3 performance analysis
After adding EnvoyFilter+WASM, the functional verification is passed, but how much delay will it bring? This is a problem that both providers and users of service grids are very concerned about. This section will verify the following two concerns.
- Increase the incremental delay overhead after EnvoyFilter+WASM
- Cost comparison between WASM version and Lua version
3.1 Lua implementation
The implementation of Lua can be written directly to EnvoyFilter without a separate project. Examples are as follows:
patch:
operation: INSERT_BEFORE
value:
name: envoy.lua
typed_config:
"@type": type.googleapis.com/envoy.extensions.filters.http.lua.v3.Lua
inlineCode: |
function envoy_on_request(handle)
handle:logInfo("[propagate header] route-v:hello3v2")
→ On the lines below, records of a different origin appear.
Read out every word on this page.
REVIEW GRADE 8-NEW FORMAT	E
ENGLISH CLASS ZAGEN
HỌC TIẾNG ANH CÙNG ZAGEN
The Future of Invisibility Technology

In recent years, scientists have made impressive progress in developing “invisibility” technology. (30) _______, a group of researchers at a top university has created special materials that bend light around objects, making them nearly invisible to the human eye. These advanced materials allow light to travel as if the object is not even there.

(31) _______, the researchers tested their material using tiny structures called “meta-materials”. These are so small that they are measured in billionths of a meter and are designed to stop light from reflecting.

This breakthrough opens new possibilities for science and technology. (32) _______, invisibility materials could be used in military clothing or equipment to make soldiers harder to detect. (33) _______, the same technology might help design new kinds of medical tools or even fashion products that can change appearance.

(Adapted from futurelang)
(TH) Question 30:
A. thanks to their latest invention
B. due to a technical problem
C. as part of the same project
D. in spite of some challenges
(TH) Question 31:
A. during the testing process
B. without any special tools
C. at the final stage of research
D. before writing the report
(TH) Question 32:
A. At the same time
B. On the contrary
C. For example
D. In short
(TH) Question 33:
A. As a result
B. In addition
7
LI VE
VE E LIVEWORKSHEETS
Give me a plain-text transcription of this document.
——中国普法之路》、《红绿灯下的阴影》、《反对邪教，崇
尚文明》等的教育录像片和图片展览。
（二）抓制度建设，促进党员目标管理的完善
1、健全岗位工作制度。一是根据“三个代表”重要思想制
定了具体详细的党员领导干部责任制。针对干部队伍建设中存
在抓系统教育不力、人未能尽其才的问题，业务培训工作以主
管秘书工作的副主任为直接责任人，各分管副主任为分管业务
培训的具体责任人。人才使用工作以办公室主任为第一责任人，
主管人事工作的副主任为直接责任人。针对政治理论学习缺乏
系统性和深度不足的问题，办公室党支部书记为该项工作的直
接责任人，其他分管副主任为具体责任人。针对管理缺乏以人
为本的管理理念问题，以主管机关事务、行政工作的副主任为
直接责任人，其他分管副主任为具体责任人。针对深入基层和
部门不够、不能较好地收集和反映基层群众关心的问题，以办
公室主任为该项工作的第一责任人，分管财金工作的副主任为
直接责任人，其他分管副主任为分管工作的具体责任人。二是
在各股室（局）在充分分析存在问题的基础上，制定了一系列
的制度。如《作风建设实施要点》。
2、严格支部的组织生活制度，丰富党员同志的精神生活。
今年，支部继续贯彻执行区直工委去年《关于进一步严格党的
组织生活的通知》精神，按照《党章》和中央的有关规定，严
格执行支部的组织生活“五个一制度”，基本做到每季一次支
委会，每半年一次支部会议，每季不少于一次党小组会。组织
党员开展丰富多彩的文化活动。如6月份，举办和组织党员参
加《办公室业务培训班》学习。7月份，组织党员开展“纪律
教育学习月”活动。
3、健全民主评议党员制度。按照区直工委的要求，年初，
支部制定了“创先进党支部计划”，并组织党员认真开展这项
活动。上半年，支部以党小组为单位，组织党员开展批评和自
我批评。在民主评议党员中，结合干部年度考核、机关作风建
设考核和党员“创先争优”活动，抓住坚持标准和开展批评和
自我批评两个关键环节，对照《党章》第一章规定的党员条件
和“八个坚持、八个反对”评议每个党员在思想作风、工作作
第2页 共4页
handle:headers():add("route-v", "hello3v2")
end
3.2 Pressure measurement method
1 deployment
- Deploy the same Deployment/Service/VirtualService/DestinationRule on the 3 namespaces respectively
- In
hello-abtest-lua
deploying the EnvoyFilter in Lua - In
hello-abtest-wasm
deploying WASM in the EnvoyFilter
hello-abtest 基准环境
hello-abtest-lua 增加EnvoyFilter+LUA的环境
hello-abtest-wasm 增加EnvoyFilter+WASM的环境
2 tools
This example uses hey as a pressure measurement tool. The predecessor of hey is boom , used to replace ab (Apache Bench). Use the same pressure test parameters to pressure test the three environments respectively. The schematic is as follows:
# 并发work数量
export NUM=2000
# 每秒请求数量
export QPS=2000
# 压测执行时常
export Duration=10s
hey -c $NUM -q $QPS -z $Duration -H "route-v:v2" http://$ingressGatewayIp:$PORT/hello/eric > $SIDECAR_WASM_RESULT
Please pay attention to the hey pressure test result file, the result cannot appear at the end socket: too many open files
, otherwise it will affect the result. You can use ulimit -n $MAX_OPENFILE_NUM
commands to configure and then adjust the pressure test parameters to ensure the accuracy of the results.
3.3 Report
We select 4 key indicators from the three result reports, as shown in the figure below:
3.4 Conclusion
- Compared with the benchmark version, adding two versions of EnvoyFilter, the average delay is tens to hundreds of milliseconds longer, and the increase in time-consuming ratio is
- wasm 1.2%
(0.6395-0.6317)/0.6317
and 1%(1.3290-1.2078)/1.2078
- lua 11%
(0.7012-0.6317)/0.6317
and 20%(1.4593-1.2078)/1.2078
- The performance of the WASM version is significantly better than the LUA version
Note: Compared with the LUA version, the WASM implementation is a set of codes with multiple configurations. Therefore, the execution process of WASM has one more process of obtaining configuration variables than LUA.
4 Outlook
4.1 How to use
From the perspective of technical implementation, this article describes how to implement and verify a WASM that transparently transmits a user-defined header, so as to support the requirement of non-intrusive full-link A/B Test.
However, as a service grid user, it is very cumbersome and error-prone to implement it step by step according to this article.
The ASM team of Alibaba Cloud Service Grid is launching an ASM plug-in catalog mechanism. Users only need to select a plug-in in the plug-in catalog and provide a very small number of kv configurations such as a custom header for the plug-in to automatically generate and deploy related configurations. EnvoyFilter+WASM+VirtualService+DestinationRule.
4.2 How to expand
This example only shows the matching routing function based on Header. If we want to match and route based on Query Params, how can we expand it?
This is a topic that the ASM plug-in catalog is paying close attention to, and the final plug-in catalog will provide best practices.
the above.
This article is the original content of Alibaba Cloud and may not be reproduced without permission.